Some of the earliest thinkers of business collaboration paid a lot of attention to the fact that collaboration between businesses is fraught with the risk of mistrust that can in turn hamper overall efforts. At times this mistrust can lead to one side, or indeed all sides, using collaboration as a sophisticated tool for deception; especially when competitors collaborate.

The idea of competitors working together to maximise growth and innovation goes back as far as the late 1980s when strategists like Gary Hamel explored how major brands like GM, Siemens, Canon and others used competitor collaboration as a growth strategy. 

As recently as this year Professors Adam Brandenburger and Barry Nalebuff promoted strategies of working through the inherent risks and benefits of such an arrangement.  However, it has been well documented that competitors do not always know how to collaborate and fail to appreciate how small risks can escalate and derail the entire partnership. 

many relationships die an early death when they are scrutinised for quick return


Prof Rosabeth Moss Kanter, Harvard Business School

There are some indicators that should be monitored; not just during the process of collaboration but also before businesses enter into any agreements.  The central idea is to ensure that each party should have a plan to manage collaboration risks and be able to respond or even abort the collaboration when the risks are unacceptable. 

Any agreement, no matter how well intentioned, any strategy for collaboration, is incomplete without clear, well thought-out risk management in place.

From a collaboration strategy point of view, it is clear that there is no template that can be applied uniformly to each collaboration.  Every arrangement is essentially unique because each company has its own culture and relationships between two or more businesses collaborating are unique.  There are simple principles that should be taken into account when developing collaboration agreements.  Following are five selected indicators that should be monitored as part of risk management.

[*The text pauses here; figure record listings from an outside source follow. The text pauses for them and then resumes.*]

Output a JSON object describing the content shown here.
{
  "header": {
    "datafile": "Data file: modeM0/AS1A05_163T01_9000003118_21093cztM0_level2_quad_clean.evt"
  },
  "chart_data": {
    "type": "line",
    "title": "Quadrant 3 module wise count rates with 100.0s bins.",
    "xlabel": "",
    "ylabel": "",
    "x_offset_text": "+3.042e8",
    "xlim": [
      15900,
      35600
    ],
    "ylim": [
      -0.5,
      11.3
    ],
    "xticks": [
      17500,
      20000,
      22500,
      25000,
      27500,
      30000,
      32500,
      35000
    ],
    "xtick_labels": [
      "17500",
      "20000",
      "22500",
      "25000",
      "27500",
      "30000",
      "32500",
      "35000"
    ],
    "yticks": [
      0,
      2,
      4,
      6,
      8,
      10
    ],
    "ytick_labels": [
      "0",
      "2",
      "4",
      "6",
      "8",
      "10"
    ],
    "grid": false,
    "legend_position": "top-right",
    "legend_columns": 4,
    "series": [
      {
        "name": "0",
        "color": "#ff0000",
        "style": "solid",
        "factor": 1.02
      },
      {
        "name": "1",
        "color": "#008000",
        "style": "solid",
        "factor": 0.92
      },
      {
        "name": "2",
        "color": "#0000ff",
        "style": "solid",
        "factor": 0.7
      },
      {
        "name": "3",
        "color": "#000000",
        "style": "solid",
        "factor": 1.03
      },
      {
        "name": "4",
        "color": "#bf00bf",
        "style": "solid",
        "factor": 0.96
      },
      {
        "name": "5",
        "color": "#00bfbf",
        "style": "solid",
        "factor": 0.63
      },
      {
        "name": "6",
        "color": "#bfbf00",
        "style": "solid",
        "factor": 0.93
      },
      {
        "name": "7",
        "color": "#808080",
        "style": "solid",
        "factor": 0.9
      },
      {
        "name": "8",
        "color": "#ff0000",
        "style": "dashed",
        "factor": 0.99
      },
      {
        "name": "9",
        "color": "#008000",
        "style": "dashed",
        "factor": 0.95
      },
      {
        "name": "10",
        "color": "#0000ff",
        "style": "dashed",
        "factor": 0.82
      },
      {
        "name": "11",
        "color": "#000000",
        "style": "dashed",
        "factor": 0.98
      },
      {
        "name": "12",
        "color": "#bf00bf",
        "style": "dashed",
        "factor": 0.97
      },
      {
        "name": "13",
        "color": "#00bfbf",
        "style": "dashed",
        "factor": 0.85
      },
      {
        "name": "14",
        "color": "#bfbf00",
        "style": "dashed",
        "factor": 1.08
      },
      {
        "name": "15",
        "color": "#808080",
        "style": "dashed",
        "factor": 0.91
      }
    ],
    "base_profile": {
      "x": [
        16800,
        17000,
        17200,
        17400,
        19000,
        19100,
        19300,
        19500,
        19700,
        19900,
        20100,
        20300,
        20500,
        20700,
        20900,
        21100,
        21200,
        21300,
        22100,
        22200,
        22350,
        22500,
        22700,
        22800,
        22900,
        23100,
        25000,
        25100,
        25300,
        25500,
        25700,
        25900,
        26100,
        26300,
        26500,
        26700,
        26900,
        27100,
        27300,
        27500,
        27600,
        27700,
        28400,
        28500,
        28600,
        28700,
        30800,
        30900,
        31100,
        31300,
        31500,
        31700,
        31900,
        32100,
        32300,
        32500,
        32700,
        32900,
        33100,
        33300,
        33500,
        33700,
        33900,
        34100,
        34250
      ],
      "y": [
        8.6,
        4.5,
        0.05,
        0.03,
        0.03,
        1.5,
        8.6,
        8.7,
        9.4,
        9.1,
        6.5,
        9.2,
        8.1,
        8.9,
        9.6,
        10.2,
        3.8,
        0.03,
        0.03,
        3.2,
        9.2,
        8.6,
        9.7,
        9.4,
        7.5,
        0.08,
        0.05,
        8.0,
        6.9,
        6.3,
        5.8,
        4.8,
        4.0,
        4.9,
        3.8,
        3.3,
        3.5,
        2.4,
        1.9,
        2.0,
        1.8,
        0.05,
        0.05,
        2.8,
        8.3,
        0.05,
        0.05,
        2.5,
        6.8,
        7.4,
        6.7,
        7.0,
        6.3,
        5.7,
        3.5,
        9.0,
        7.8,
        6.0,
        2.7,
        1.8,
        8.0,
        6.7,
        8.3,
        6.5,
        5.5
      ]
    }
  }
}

  1. One of the first signs to watch for is the level of sophistication partners have about collaboration.  Before a strategy is developed, it is necessary for key decision makers to contemplate what a collaboration can’t be. For instance, one cannot use collaboration as a demand on partners to stop competing.  Attempting to use collaboration as a strategy to weaken or diminish your partner’s competitive capacity is an early indication of potentially more complex problems in the collaboration agreement.
  2. The second signal to watch for is the level of formality in communications.  Good collaborators have a warm and professional relationship and this must be reflected in communications.
  3. One inevitable part of strategic collaboration is a better understanding of organisational culture.  In the process of exchange of ideas, information, etc, collaborators have an opportunity to get a sense of each other’s culture.  This is a normal process of building trust. If one party becomes guarded and cautious in letting others see how their culture functions, then this could be symptomatic of a lack of commitment to collaboration.
  4. Collaboration is by definition about transactions.  It is inevitable that at some point one party may do more ‘heavy lifting’ than others.  However, real collaboration is not about keeping score nor immediately asking for something in return.
  5. A fifth signal and strong indication of weak collaboration is a pattern of excuses offered each time a partner fails to deliver on an agreed task.  While it is normal for processes to become disrupted and cause delays, in good collaboration partners do not want to jeopardise their partnership by being consistently late with delivery.

The risks associated with competitor collaboration can be managed efficiently when the collaboration is founded on personal rapport, and philosophical and strategic compatibility between the key leaders.  As another early thinker of business collaboration Rosabeth Moss Kanter surmised, ‘many relationships die an early death when they are scrutinised for quick return’. 

The above selection of signals of potential risks are all rooted in that kind of thinking.  Ensuring that collaboration is approached as a genuine growth strategy can mitigate risks.